Lessons are delivered online, with children encouraged to discuss the case study with each other and with their teachers (though Biswas prefers the term “moderator”). “The aim is to deliver real world learning where children think about the practical applications of what they’re finding out about,” she says. “We focus on emotional intelligence and skills such as empathy and collaboration – the kind of skills that employers will really value in the future.”
It’s a model that Biswas has developed based on her own experience of education and work. “I grew up in East India in the sort of place where you might expect opportunities to be limited, but my parents constantly encouraged me to be curious and to try new things – to develop the skills I would need later in life,” she says.
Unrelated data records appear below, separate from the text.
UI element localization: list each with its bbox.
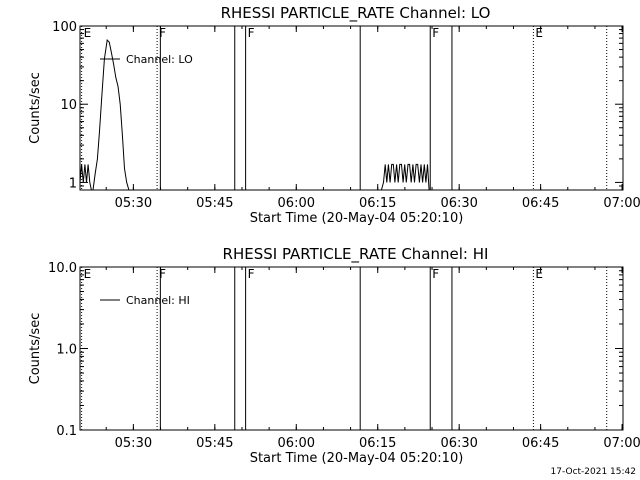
event-marker-label: F <box>432 26 439 40</box>
x-tick-label: 06:45 <box>522 436 559 451</box>
data-series-line <box>79 39 130 191</box>
event-marker-label: F <box>159 267 166 281</box>
x-tick-label: 06:45 <box>522 196 559 211</box>
x-tick-label: 06:15 <box>359 196 396 211</box>
x-tick-label: 05:45 <box>196 436 233 451</box>
chart-panel-2 <box>79 266 624 431</box>
x-tick-label: 07:00 <box>603 436 640 451</box>
event-marker-label: E <box>84 26 92 40</box>
event-marker-label: E <box>535 267 543 281</box>
event-marker-label: F <box>432 267 439 281</box>
x-tick-label: 06:15 <box>359 436 396 451</box>
y-tick-label: 1 <box>69 176 77 191</box>
x-tick-label: 06:30 <box>440 196 477 211</box>
y-tick-label: 0.1 <box>56 424 77 439</box>
footer-timestamp: 17-Oct-2021 15:42 <box>551 467 636 477</box>
x-tick-label: 07:00 <box>603 196 640 211</box>
x-tick-label: 05:45 <box>196 196 233 211</box>
x-tick-label: 05:30 <box>115 196 152 211</box>
y-tick-label: 10.0 <box>48 261 77 276</box>
chart-title: RHESSI PARTICLE_RATE Channel: LO <box>221 4 491 23</box>
event-marker-label: E <box>535 26 543 40</box>
x-axis-label: Start Time (20-May-04 05:20:10) <box>250 451 464 466</box>
chart-panel-1 <box>79 25 624 191</box>
x-tick-label: 06:00 <box>278 436 315 451</box>
data-series-line <box>380 163 430 191</box>
y-tick-label: 1.0 <box>56 343 77 358</box>
y-tick-label: 100 <box>52 20 77 35</box>
legend-label: Channel: HI <box>126 294 190 307</box>
event-marker-label: E <box>84 267 92 281</box>
x-tick-label: 05:30 <box>115 436 152 451</box>
x-axis-label: Start Time (20-May-04 05:20:10) <box>250 211 464 226</box>
x-tick-label: 06:30 <box>440 436 477 451</box>
y-axis-label: Counts/sec <box>28 72 43 144</box>
y-axis-label: Counts/sec <box>28 313 43 385</box>
event-marker-label: F <box>159 26 166 40</box>
chart-title: RHESSI PARTICLE_RATE Channel: HI <box>223 245 489 264</box>
event-marker-label: F <box>248 26 255 40</box>
y-tick-label: 10 <box>60 98 77 113</box>
x-tick-label: 06:00 <box>278 196 315 211</box>
legend-label: Channel: LO <box>126 53 193 66</box>
event-marker-label: F <box>248 267 255 281</box>
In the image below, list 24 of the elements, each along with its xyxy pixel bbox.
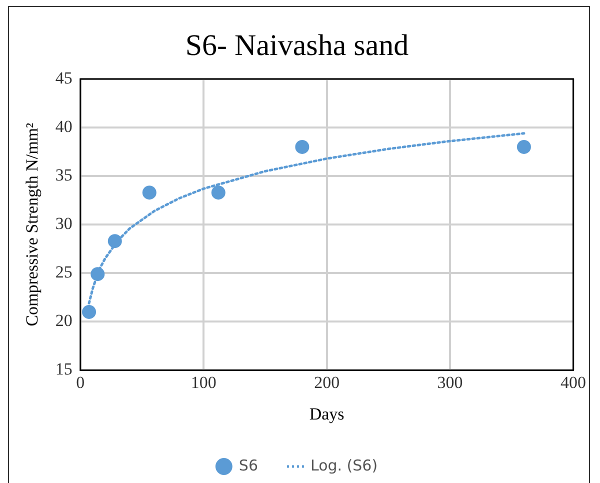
y-tick-label: 45: [55, 68, 72, 88]
point: [211, 186, 226, 200]
point: [90, 267, 105, 282]
y-tick-label: 40: [55, 117, 72, 136]
x-tick-label: 200: [314, 372, 340, 392]
point: [295, 140, 310, 154]
y-tick-label: 30: [55, 214, 72, 234]
point: [142, 186, 156, 200]
x-tick-label: 100: [190, 372, 216, 392]
x-tick-label: 400: [560, 372, 586, 392]
x-tick-label: 0: [76, 372, 85, 392]
y-tick-label: 35: [55, 166, 72, 185]
y-tick-label: 25: [55, 262, 72, 282]
y-axis-title: Compressive Strength N/mm²: [22, 122, 42, 326]
legend-label: Log. (S6): [310, 456, 378, 474]
chart-title: S6- Naivasha sand: [185, 28, 409, 62]
legend-label: S6: [238, 456, 258, 474]
x-axis-title: Days: [309, 404, 344, 424]
y-tick-label: 15: [55, 360, 72, 379]
y-tick-label: 20: [55, 311, 72, 330]
point: [82, 304, 96, 319]
point: [516, 140, 531, 154]
point: [108, 234, 122, 248]
x-tick-label: 300: [437, 372, 463, 392]
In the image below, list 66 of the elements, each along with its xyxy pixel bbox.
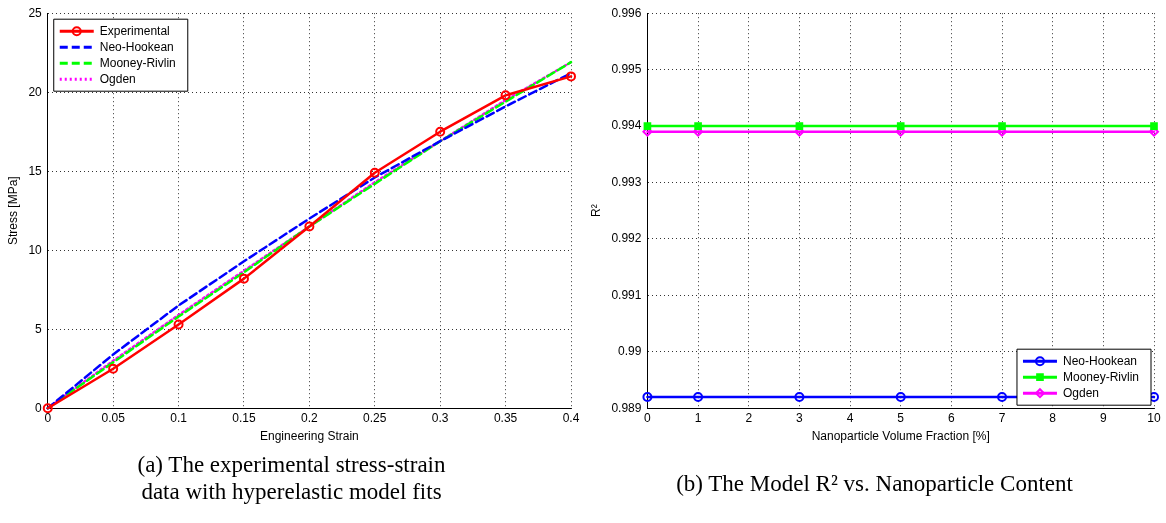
x-tick-label: 8 bbox=[1049, 410, 1057, 425]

She went on to study at the Indian Institutes of Technology and at Harvard, while managing stints of teaching herself, and then worked for multinationals including the oilfield services company Schlumberger and the consulting firm Bain.
Eventually, Biswas launched Early Steps Academy, attracting funding from investors including Beenext from Singapore and Taurus Ventures from the US. The company has grown quickly, and has so far worked with more than 20,000 students in just over 20 countries around the world.
The start-up’s courses are aimed at children aged eight to 18 and cost between $18 and $25 a week. For that, children get access to a live online class delivered each week by the course moderator – typically with industry experience of what they’re teaching – and access to Early Steps Academy’s learning platform, which provides a range of background material and support.
The company is developing its model based on analysis of the learning experience of children and their families. Biswas says feedback from families suggest children are 10 times more confident after going through one of Early Steps Academy’s course – happier to participate at school and elsewhere, for example, and able to engage with peers more collaboratively and openly.
The next challenge for Biswas and her team is to scale up the model. She points to the size of the global market, with 2 billion children around the world currently of school age. Survey evidence suggests nine in 10 of them don’t feel confident about the real world. “The key is to reach many more children while being absolutely confident that we are not compromising on the quality of the education we offer,” she says. “There is no point in doing it unless we feel we are meaningfully changing children’s lives.”
One big step forward will be to develop course content in languages other than English, Biswas says. Currently, Early Steps Academy is only reaching children comfortable learning in English, so moving into new languages has the potential to substantially expand the company’s market.